Características do neofutebol brasileiro
quarta-feira, 26 de junho de 2019
Atualizado às 08:26
Circulam notícias de que dois rivais históricos, AC Milan e Inter de Milão - que já compartilham o mesmo estádio, de modo civilizado e colaborativo -, estariam organizando-se para construir, em conjunto, uma nova arena.
A novidade envolve o esforço para captação de recursos e definição de um plano de negócios que viabilize (i) a utilização, pelos dois times, em seus jogos nas diversas competições de que participem, e (ii) a exploração econômica do equipamento.
Esse negócio enquadra-se na definição de joint venture, que se trata de uma espécie de reorganização associativa, em que duas ou mais empresas, sem perder autonomia e independência em relação aos seus negócios, associam-se, mediante contrato ou constituição de uma nova empresa, para desenvolver determinada atividade ou explorar determinado ativo.
A constituição de nova empresa, que é chamada de equity joint venture, apresenta algumas características interessantes: o surgimento de uma unidade autônoma de negócios; a contratação de administradores próprios e, em tese, especialistas na atividade que se desenvolverá; o propósito lucrativo, que implicará a distribuição do excedente aos sócios - portanto, aos times que a constituíram; e o direcionamento de recursos antes utilizados para manutenção do estádio (ou da arena) para conta de investimentos ligados ao futebol.
Desse modo, os times podem dedicar-se, com exclusividade, aos seus negócios (a atividade futebolística) e, como sócios de uma empresa que atua na exploração da arena, cobrarão e receberão resultados e dividendos.
Fato é que, sob a forma de joint venture ou mediante investimento isolado - caso da Juventus, que empregou montante da ordem de 155 milhões de euros para construção do Juventus Stadium, que logo passou a chamar-se Allianz Stadium -, o tema arena (ou estádio) também não resistiu à evolução e à globalização do futebol, e os principais times dos principais centros de prática deram soluções que se acomodam às diversas realidades e, sobretudo, que se integram nos respectivos planos de negócios - e de crescimento.
No Brasil, o tema foi muito mal gerido; fora aproveitado para o cometimento de atentados ao erário e aos torcedores - e, em alguns casos, aos próprios times. Os resultados todos já conhecem: elefantes brancos, que consumiram bilhões de reais - os quais poderiam ter sido destinados à educação e à saúde, ou ao desenvolvimento do futebol -; e endividamentos impagáveis de determinados clubes.

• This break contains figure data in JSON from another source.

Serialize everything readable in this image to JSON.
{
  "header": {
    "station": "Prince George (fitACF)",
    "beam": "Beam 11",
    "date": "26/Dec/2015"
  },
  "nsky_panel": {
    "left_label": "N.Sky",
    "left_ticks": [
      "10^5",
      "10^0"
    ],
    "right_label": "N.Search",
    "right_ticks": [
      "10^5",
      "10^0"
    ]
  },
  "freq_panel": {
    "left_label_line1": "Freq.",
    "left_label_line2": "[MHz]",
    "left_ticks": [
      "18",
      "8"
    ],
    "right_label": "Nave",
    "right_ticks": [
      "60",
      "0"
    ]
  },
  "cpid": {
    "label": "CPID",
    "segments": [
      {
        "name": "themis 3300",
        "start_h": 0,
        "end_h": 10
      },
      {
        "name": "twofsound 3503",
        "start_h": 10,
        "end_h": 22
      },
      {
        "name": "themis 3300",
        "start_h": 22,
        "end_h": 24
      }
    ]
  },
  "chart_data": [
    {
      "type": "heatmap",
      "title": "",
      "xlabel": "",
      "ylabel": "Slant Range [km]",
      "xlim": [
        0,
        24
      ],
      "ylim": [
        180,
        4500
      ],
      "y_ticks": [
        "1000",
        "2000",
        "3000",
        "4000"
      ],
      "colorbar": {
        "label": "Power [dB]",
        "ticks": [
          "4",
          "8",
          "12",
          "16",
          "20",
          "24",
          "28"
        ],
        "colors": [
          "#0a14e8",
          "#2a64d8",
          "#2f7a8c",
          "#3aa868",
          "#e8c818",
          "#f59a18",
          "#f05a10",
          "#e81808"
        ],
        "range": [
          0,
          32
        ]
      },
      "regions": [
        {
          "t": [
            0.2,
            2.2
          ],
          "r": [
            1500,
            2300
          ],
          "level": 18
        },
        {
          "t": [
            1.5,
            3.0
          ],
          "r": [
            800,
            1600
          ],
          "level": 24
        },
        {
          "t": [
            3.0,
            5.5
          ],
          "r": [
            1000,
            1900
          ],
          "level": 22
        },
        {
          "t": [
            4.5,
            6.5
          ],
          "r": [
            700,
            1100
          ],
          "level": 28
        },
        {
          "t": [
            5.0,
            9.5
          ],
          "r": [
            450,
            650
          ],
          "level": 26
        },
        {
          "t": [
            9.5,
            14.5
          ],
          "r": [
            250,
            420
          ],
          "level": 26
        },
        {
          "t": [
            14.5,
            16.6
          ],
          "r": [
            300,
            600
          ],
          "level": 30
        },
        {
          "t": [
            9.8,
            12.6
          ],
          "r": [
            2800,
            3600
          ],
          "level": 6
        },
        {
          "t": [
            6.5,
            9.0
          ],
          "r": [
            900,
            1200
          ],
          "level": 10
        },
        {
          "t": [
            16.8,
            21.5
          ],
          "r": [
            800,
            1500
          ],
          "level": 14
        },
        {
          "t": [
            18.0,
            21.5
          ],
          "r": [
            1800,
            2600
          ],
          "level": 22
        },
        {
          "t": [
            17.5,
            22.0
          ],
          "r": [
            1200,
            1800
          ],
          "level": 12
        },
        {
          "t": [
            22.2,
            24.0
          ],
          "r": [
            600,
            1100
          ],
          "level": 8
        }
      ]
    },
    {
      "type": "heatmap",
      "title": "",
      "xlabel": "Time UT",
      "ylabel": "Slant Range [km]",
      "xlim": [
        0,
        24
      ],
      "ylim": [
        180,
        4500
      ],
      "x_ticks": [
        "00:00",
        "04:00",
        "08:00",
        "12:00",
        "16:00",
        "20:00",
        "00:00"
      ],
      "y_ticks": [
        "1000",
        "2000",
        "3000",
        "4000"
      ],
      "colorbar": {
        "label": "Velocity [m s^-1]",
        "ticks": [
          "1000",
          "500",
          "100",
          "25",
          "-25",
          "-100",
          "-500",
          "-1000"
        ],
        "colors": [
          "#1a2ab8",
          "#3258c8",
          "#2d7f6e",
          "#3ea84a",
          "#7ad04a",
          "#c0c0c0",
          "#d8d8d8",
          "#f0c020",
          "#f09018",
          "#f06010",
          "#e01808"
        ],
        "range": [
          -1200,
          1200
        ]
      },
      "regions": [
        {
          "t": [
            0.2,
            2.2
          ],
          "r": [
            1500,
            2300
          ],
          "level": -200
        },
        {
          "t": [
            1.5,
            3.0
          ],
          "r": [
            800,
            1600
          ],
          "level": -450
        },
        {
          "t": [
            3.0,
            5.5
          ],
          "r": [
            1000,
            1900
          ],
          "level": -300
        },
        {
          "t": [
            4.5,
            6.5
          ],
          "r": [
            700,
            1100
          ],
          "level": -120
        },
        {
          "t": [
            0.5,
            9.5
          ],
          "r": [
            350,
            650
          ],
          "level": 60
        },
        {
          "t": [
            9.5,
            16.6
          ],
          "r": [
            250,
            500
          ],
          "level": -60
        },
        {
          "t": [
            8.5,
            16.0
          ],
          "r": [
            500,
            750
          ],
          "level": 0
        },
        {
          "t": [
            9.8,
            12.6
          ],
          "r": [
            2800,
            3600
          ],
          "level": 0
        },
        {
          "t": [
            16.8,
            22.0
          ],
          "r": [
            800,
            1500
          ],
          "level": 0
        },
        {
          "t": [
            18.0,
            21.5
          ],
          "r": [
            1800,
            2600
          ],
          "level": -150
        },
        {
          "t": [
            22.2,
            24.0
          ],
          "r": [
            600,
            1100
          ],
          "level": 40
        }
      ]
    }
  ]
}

O pano de fundo dessa peça é a falta de colaboração: clubes não colaboram entre eles, entidades administradoras do futebol lavam as mãos, e o Estado não atua para executar a única função que lhe é destinada no sistema: a definição de novo marco regulatório.
Portanto, cada agente corre para satisfazer seus interesses particulares, e, assim, se deixa, como legado, o caos.
Essa situação propicia o fortalecimento de um ou outro time, que consegue, por via do fluxo de recursos oriundos de um ou outro patrocinador ou pelo tamanho de suas torcidas, distanciar-se dos demais, criando-se um hiato indesejável, sob a perspectiva da sustentabilidade e da higidez sistêmica.
Aí está um retrato do neofutebol brasileiro.
Aliás, o neofutebol brasileiro é a antítese do modelo inglês (que estimula a concorrência e a distribuição da riqueza interna), ou do modelo norte-americano - aplicável em geral aos esportes populares -, cujo lema é rivalidade em campo, sociedade fora dele.
É isso, pois: a falta de colaboração, em todos os níveis, é um dos motivos do desmantelamento do invejável modelo de distribuição de forças entre times de diversos estados da federação e da transformação dos clubes brasileiros em exportadores periféricos de commodities.